A Venezia "L'intrepido" di Amelio, storia di un uomo più forte della sua precarietà
In concorso, a Venezia il secondo dei film italiani, “L’intrepido”, del regista Gianni
Amelio: una storia di bontà, nella quale un padre dal lavoro sempre precario affronta
la vita, i rapporti e il futuro con un semplice ottimismo, un’inesausta capacità di
amare il prossimo e di essergli vicino, pronto al sorriso e a tanti piccoli gesti
quotidiani di carità. Il servizio di Luca Pellegrini:
Antonio Pane
sbarca il lunario sostituendo chi lavorare non può, nella livida Milano delle albe
e in quella chiassosa delle notti. E’ un uomo dal cuore puro, per questo spiazzato
e spiazzante nella società cinica, sporca, sorda e disonesta che lo circonda. Operaio
che arriva sempre per ultimo alla vigna e che aspetta la sua mercede non certo dagli
uomini, che sono tutti assai poco propensi all’onestà. Incontra anche qualche anima
inquieta, che fa parte della classe dei perdenti come lui. Ma a differenza di lui
non ha felicità negli occhi, non ha la semplicità dei virtuosi e degli ottimisti.
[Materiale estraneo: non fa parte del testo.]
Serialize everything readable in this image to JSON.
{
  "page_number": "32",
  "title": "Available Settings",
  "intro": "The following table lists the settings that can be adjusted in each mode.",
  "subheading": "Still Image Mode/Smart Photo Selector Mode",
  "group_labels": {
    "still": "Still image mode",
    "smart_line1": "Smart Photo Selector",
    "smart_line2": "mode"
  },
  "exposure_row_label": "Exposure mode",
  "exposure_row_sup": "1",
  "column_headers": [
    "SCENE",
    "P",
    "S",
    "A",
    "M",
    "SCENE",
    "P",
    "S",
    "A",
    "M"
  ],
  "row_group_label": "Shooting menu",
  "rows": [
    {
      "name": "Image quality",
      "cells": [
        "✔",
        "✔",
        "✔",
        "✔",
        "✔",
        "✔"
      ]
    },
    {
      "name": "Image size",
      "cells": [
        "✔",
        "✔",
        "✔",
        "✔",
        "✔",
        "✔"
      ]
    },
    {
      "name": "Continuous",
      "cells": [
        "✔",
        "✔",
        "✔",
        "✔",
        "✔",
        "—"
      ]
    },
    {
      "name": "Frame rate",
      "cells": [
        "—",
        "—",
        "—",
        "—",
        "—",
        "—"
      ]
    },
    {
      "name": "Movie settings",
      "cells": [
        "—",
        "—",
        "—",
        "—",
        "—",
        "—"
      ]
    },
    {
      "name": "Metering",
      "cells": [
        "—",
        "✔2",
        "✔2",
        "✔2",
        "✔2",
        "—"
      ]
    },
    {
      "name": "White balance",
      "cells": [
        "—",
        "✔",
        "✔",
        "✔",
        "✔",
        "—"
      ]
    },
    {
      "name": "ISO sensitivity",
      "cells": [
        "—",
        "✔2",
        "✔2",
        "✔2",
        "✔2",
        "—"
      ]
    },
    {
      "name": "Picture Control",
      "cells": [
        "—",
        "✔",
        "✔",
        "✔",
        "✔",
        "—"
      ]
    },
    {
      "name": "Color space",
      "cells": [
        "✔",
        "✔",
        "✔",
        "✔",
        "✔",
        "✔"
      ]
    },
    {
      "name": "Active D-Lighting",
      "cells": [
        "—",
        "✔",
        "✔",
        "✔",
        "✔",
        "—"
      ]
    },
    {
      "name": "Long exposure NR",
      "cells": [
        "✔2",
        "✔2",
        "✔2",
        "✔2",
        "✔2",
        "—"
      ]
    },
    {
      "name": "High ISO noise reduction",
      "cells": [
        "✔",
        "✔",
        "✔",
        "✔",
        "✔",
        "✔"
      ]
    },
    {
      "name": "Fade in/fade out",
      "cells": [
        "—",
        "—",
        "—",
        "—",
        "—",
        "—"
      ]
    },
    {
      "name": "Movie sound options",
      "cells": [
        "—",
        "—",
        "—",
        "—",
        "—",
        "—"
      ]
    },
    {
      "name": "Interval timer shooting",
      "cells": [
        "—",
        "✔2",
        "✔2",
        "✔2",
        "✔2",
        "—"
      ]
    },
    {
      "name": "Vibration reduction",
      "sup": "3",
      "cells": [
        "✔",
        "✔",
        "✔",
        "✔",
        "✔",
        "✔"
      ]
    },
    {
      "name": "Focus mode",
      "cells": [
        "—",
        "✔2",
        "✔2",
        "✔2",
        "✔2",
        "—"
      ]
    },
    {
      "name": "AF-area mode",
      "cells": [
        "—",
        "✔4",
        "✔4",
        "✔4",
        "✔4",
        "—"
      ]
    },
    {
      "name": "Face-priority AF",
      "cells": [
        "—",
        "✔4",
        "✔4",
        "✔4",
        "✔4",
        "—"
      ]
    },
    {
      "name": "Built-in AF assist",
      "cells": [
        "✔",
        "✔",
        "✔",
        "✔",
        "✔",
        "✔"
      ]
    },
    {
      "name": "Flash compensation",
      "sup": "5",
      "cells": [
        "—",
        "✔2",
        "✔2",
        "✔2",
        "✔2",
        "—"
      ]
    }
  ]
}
Una ragazza della borghesia di cui non sappiamo i problemi compie un gesto estremo,
ma le lavoratrici di un laboratorio di cucito gli si fanno intorno; gli immigrati
non capiscono le sue origini, ma lo confortano e forse per questo deciderà alla fine
di migrare in Albania. Antonio Albanese dà splendidamente vita a questo protagonista.
Abbiamo chiesto a Gianni Amelio se la sua bontà naïve è una difesa o
un’incapacità di prendere coscienza della realtà:
R. – Mi sembra la prima che
ha detto, vale a dire una persona che non è candida perché è nata così, perché è il
suo carattere. E’ una persona che attraversa il mondo con la volontà di cambiarlo,
ma con i mezzi suoi: vale a dire senza usare i cazzotti, senza usare i pugni, ma usando
una specie di arrendevolezza che in realtà è la sua forza, la forza delle persone
buone, la forza delle persone oneste, la forza delle persone che hanno dignità e volontà
di essere persone.
D. - Anche la questione del lavoro è al centro del suo film:
precario, sottopagato, pericoloso…
R. – Il centro di questo film non è solo
il lavoro o la mancanza di lavoro, perché altrimenti avrei fatto un film – diciamo
– di denuncia sociale, come si usava una volta. Invece, è un film che ha molte facce
e forse la faccia più importante è quella intima, privata, perché – per usare un’antica
frase – il privato è pubblico e quindi se tu all’interno della società hai un ruolo
di precario, probabilmente anche a casa tua sei precario nei rapporti con tuo figlio,
con tua moglie, con una ragazza che incontri… Questa è forse la cosa che a me stava
più a cuore nel racconto. Un uomo di 50 anni ha una devastazione quando perde il lavoro,
ma anche chi ancora non lo ha avuto pensa di non poterlo avere mai e quindi a 20 anni
è forse altrettanto drammatico il problema. Penso sia un film da scoprire e forse
un aggettivo solo non basta: non si può dire è una commedia, è un dramma… Forse ha
ragione il produttore, che sostiene assomigli a una nuvola perché dice: tu stai guardando
una nuvola e mentre la guardi la nuvola cambia aspetto, cambia forma.